When it became clear that he would not be very marketable at auction, however, Reilly and her husband, Sean, privately purchased the colt and developed him into a show horse.

Sarah Reilly and Paris Review

“We loved the colt so much that we actually went back and purchased his dam Chosen Ticket,” said Reilly in a statement. “I think many people have forgotten how good a Thoroughbred can be in the show ring. I personally prefer a Thoroughbred over any other breed and I would love to see more opportunities for them to compete.”

Allison Davidson with 16-year-old Sweet William (show name) won the $2,500 New Vocations Mini Prix sponsored by Castleton Lyons. Although the gelding’s tattoo is now unreadable and race record unknown, he clearly did race in his younger years.
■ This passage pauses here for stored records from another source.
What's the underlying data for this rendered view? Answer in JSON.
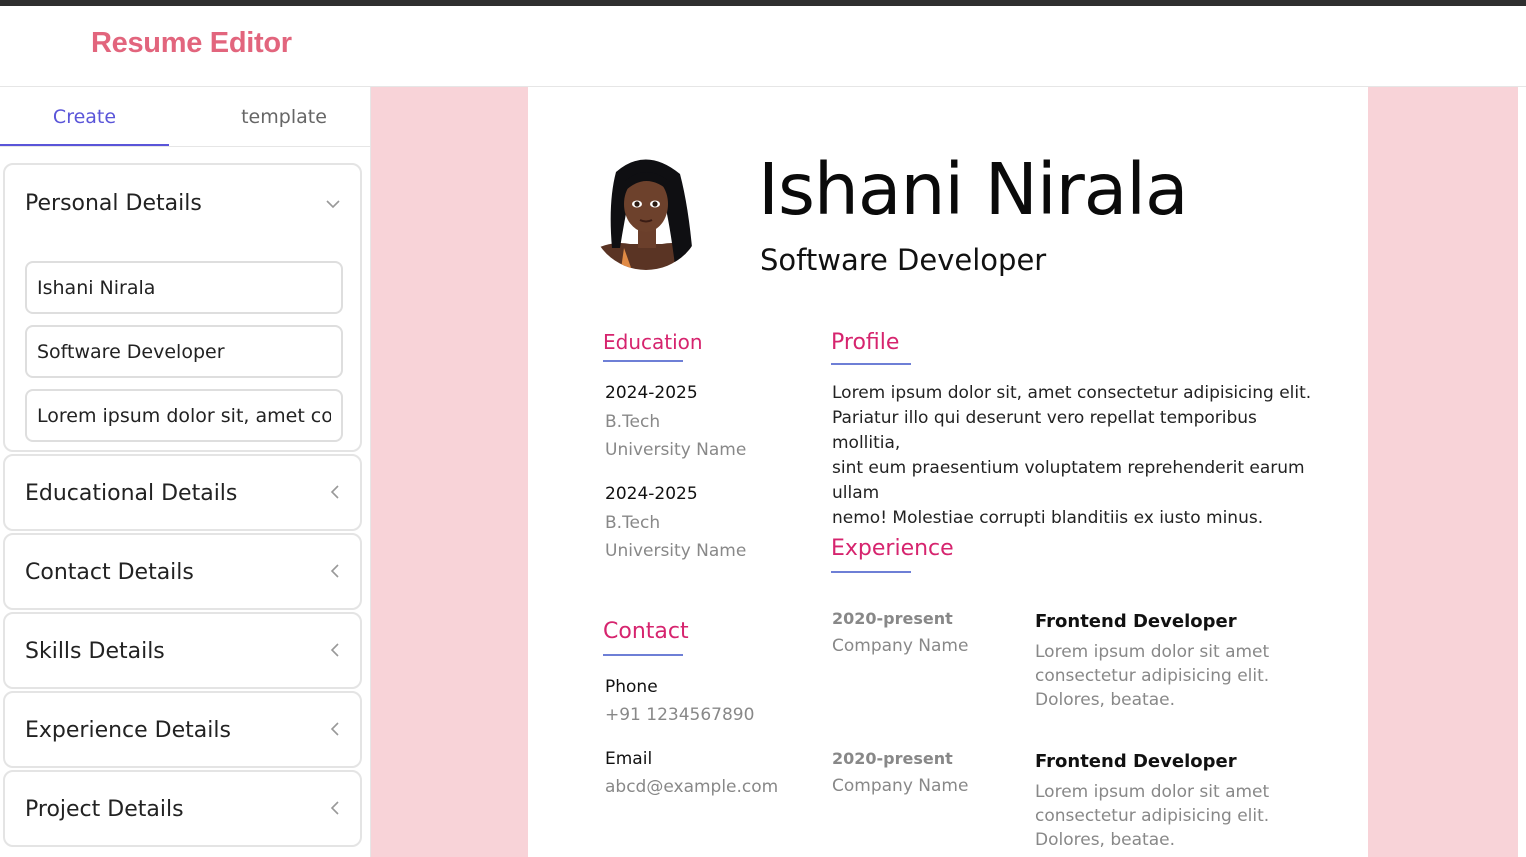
{
  "app": {
    "title": "Resume Editor"
  },
  "tabs": [
    {
      "label": "Create",
      "active": true
    },
    {
      "label": "template",
      "active": false
    }
  ],
  "panels": {
    "personal": {
      "title": "Personal Details",
      "expanded": true,
      "fields": [
        {
          "value": "Ishani Nirala"
        },
        {
          "value": "Software Developer"
        },
        {
          "value": "Lorem ipsum dolor sit, amet consectetur adipisicing elit."
        }
      ]
    },
    "educational": {
      "title": "Educational Details"
    },
    "contact": {
      "title": "Contact Details"
    },
    "skills": {
      "title": "Skills Details"
    },
    "experience": {
      "title": "Experience Details"
    },
    "project": {
      "title": "Project Details"
    }
  },
  "resume": {
    "name": "Ishani Nirala",
    "role": "Software Developer",
    "education": {
      "heading": "Education",
      "items": [
        {
          "years": "2024-2025",
          "degree": "B.Tech",
          "school": "University Name"
        },
        {
          "years": "2024-2025",
          "degree": "B.Tech",
          "school": "University Name"
        }
      ]
    },
    "profile": {
      "heading": "Profile",
      "lines": [
        "Lorem ipsum dolor sit, amet consectetur adipisicing elit.",
        "Pariatur illo qui deserunt vero repellat temporibus mollitia,",
        "sint eum praesentium voluptatem reprehenderit earum ullam",
        "nemo! Molestiae corrupti blanditiis ex iusto minus."
      ]
    },
    "contact": {
      "heading": "Contact",
      "phone_label": "Phone",
      "phone": "+91 1234567890",
      "email_label": "Email",
      "email": "abcd@example.com"
    },
    "experience": {
      "heading": "Experience",
      "items": [
        {
          "period": "2020-present",
          "company": "Company Name",
          "title": "Frontend Developer",
          "desc": [
            "Lorem ipsum dolor sit amet",
            "consectetur adipisicing elit.",
            "Dolores, beatae."
          ]
        },
        {
          "period": "2020-present",
          "company": "Company Name",
          "title": "Frontend Developer",
          "desc": [
            "Lorem ipsum dolor sit amet",
            "consectetur adipisicing elit.",
            "Dolores, beatae."
          ]
        }
      ]
    }
  },
  "colors": {
    "brand": "#e2657d",
    "accent": "#5a55d9",
    "section_heading": "#d6246e",
    "section_rule": "#6e7fd6",
    "canvas_bg": "#f8d3d8"
  },
  "icons": {
    "expanded": "chevron-down-icon",
    "collapsed": "chevron-left-icon"
  }
}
Allison Davidson and Sweet William

What is known of Sweet William's history is that following his racing career he became a very successful eventer. Now owned and trained by Elaine Schott from River Mountain Farm and shown by Davidson, he has excelled as a jumper.

“The Thoroughbreds have great heart, and they always try so hard to please their rider,” explained Schott in a release. “I think these types of classes help showcase the versatility of this breed.”

“It’s truly touching to see so many Thoroughbreds who spent the first part of their life going around a racetrack now enjoying the second half going around a show arena,” said Ford in a statement at the conclusion of the event. “This is just the beginning to something that I know will grow into a much larger and hopefully, trend setting event.”

Here’s a short Q&A that I conducted with Anna Ford following the event:

EM: What do you love most about the work that you do?

AF: That is a hard question. I love so much of what I do. Every week we have trailers pull in and it's like Christmas for all of us here. We can't wait to see who is coming in next. It is very rewarding to see how in just a couple weeks each horse starts to adjust and learn more about their new life and career. All and all the highlight of everyday is when one of our horses gets adopted and is put back on the trailer to go on to their new home. It's like a revolving door around here. Each day is a new day with new horses, new challenges, but new joys too.

EM: Why do you think it's important for Thoroughbred racehorses to have a second career if they can?

AF: Most of these horses love having a job. Many have been at the racetrack for a couple years or more. Every day they have a job to do and they do it. When you take that away from some of them and just turn them out, they really don't know what to do.

It's like taking a business man who works 70 hours a week and dropping him off in the wilderness. The lack of structure alone would be unbearable for him. So here at New Vocations we keep their daily life very structured. We slowly adjust them to turn out, socializing with other horses, and being ridden in an arena. Everything is very new to them so we just take it slow and adjust at the pace they feel comfortable with. Most of them excel with the structure and love having something to do. Even if it is just trail riding or arena work for 15 minutes, they love having a job.

EM: What can we do to try and promote more of these shows?

AF: I would like to see the United States Equestrian or the United States Hunter Jumper Association create some Thoroughbred divisions. If we are able to make changes at the top, then both the rated and unrated shows will add the divisions to their current prize list. To me it seems very simple. We need to get rid of the non-Thoroughbred division and change it to the Thoroughbred Division.